Par Antoine Moreau··4 min de lecture·Source: Footmercato

Petit prince de la sélection portugaise, João Neves impose sa maestria aérienne face à la RDC. Un atout tactique souvent sous-estimé dans un football moderne obsédé par le sol.

João Neves, la verticalité qui change tout pour le Portugal

João Neves n'est pas un géant. À 21 ans, le milieu de terrain du Benfica mesure 1,78 mètre, une hauteur qui l'exclut des hiérarchies physiques du football contemporain. Et pourtant, mercredi soir contre la République Démocratique du Congo, c'est précisément par les airs qu'il a imposé sa marque sur cette ouverture du groupe K. Une vraie victoire stylistique dans un sport où l'on a presque honte d'avouer qu'on remporte des ballons aériens.
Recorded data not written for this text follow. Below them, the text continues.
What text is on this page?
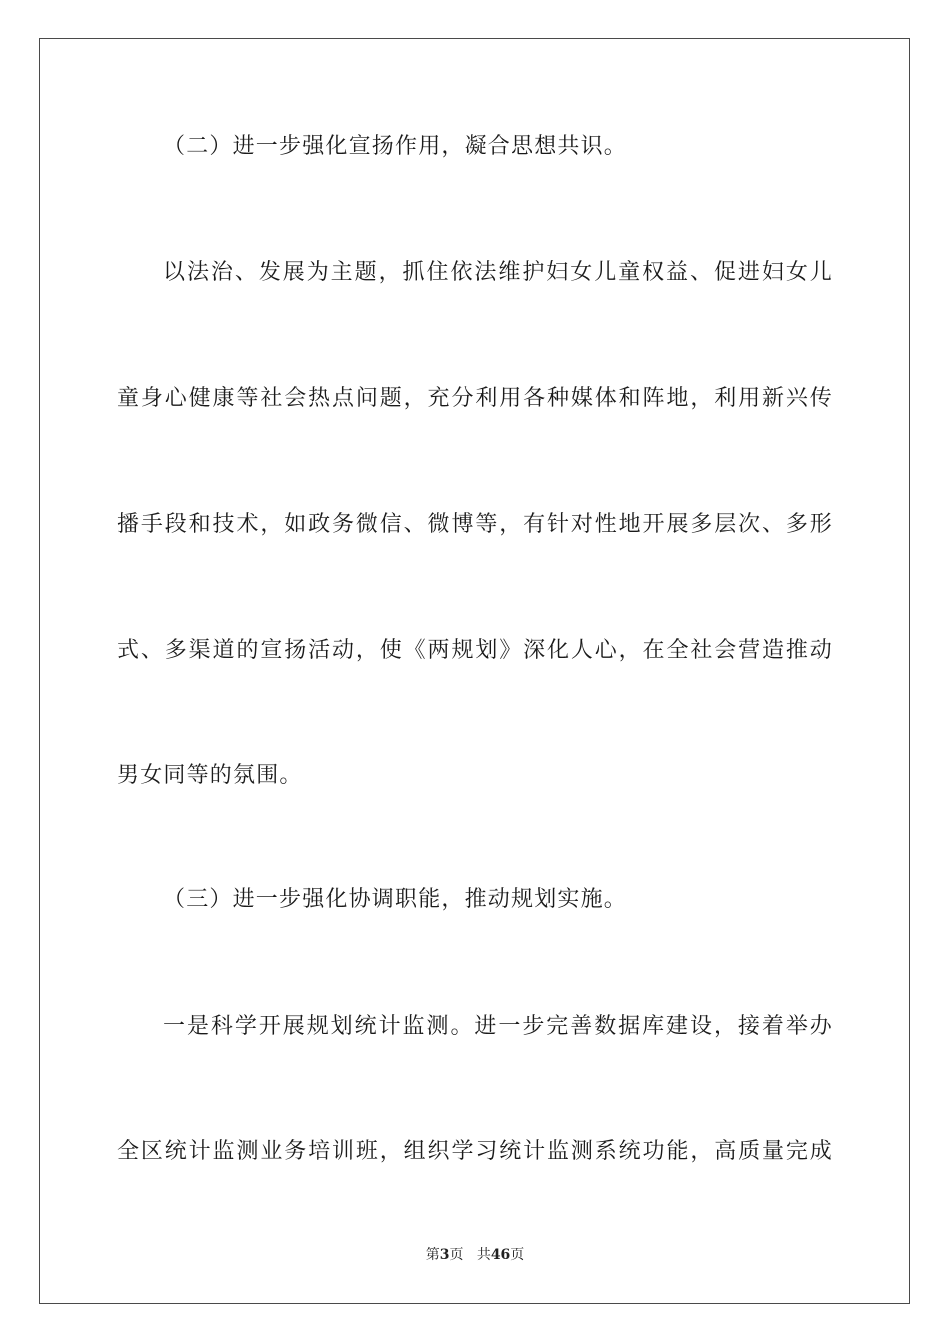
（二）进一步强化宣扬作用，凝合思想共识。
以法治、发展为主题，抓住依法维护妇女儿童权益、促进妇女儿
童身心健康等社会热点问题，充分利用各种媒体和阵地，利用新兴传
播手段和技术，如政务微信、微博等，有针对性地开展多层次、多形
式、多渠道的宣扬活动，使《两规划》深化人心，在全社会营造推动
男女同等的氛围。
（三）进一步强化协调职能，推动规划实施。
一是科学开展规划统计监测。进一步完善数据库建设，接着举办
全区统计监测业务培训班，组织学习统计监测系统功能，高质量完成
第3页 共46页
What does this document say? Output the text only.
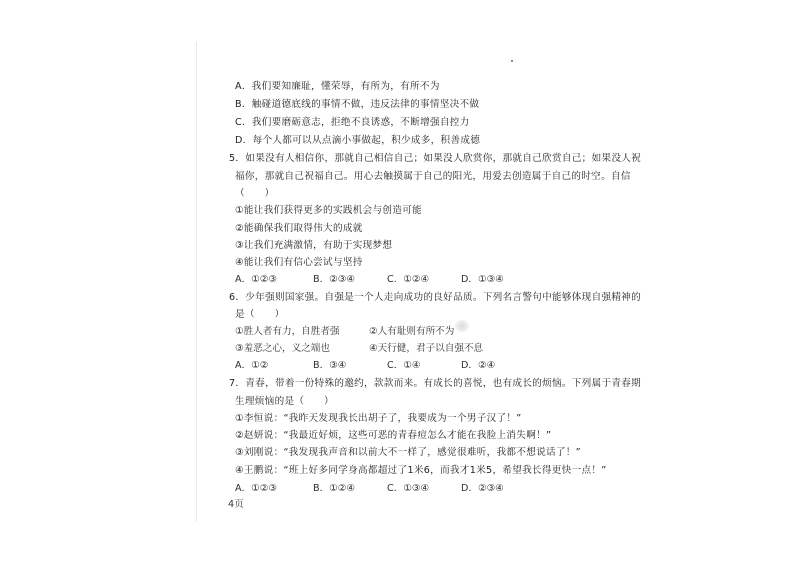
A．我们要知廉耻，懂荣辱，有所为，有所不为
B．触碰道德底线的事情不做，违反法律的事情坚决不做
C．我们要磨砺意志，拒绝不良诱惑，不断增强自控力
D．每个人都可以从点滴小事做起，积少成多，积善成德
5．如果没有人相信你，那就自己相信自己；如果没人欣赏你，那就自己欣赏自己；如果没人祝
福你，那就自己祝福自己。用心去触摸属于自己的阳光，用爱去创造属于自己的时空。自信
（　　）
①能让我们获得更多的实践机会与创造可能
②能确保我们取得伟大的成就
③让我们充满激情，有助于实现梦想
④能让我们有信心尝试与坚持
A．①②③	B．②③④	C．①②④	D．①③④
6．少年强则国家强。自强是一个人走向成功的良好品质。下列名言警句中能够体现自强精神的
是（　　）
①胜人者有力，自胜者强	②人有耻则有所不为
③羞恶之心，义之端也	④天行健，君子以自强不息
A．①②	B．③④	C．①④	D．②④
7．青春，带着一份特殊的邀约，款款而来。有成长的喜悦，也有成长的烦恼。下列属于青春期
生理烦恼的是（　　）
①李恒说：“我昨天发现我长出胡子了，我要成为一个男子汉了！”
②赵妍说：“我最近好烦，这些可恶的青春痘怎么才能在我脸上消失啊！”
③刘刚说：“我发现我声音和以前大不一样了，感觉很难听，我都不想说话了！”
④王鹏说：“班上好多同学身高都超过了1米6，而我才1米5，希望我长得更快一点！”
A．①②③	B．①②④	C．①③④	D．②③④
4页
Le paradoxe est savoureux : alors que les écoles de football mondiales prêchent le contrôle du ballon et la circulation horizontale, Neves a compris quelque chose que les puissances défensives allemandes ou anglaises savent depuis des décennies. La tête, ce geste archaïque, reste une arme tactique redoutable quand on la maîtrise avec l'intelligence d'un maestro. Pas de coup de boule brut. Non. Des placements géométriques, des remises de première, des lectures d'espace qui transforment un avantage physique absent en supériorité positionnelle.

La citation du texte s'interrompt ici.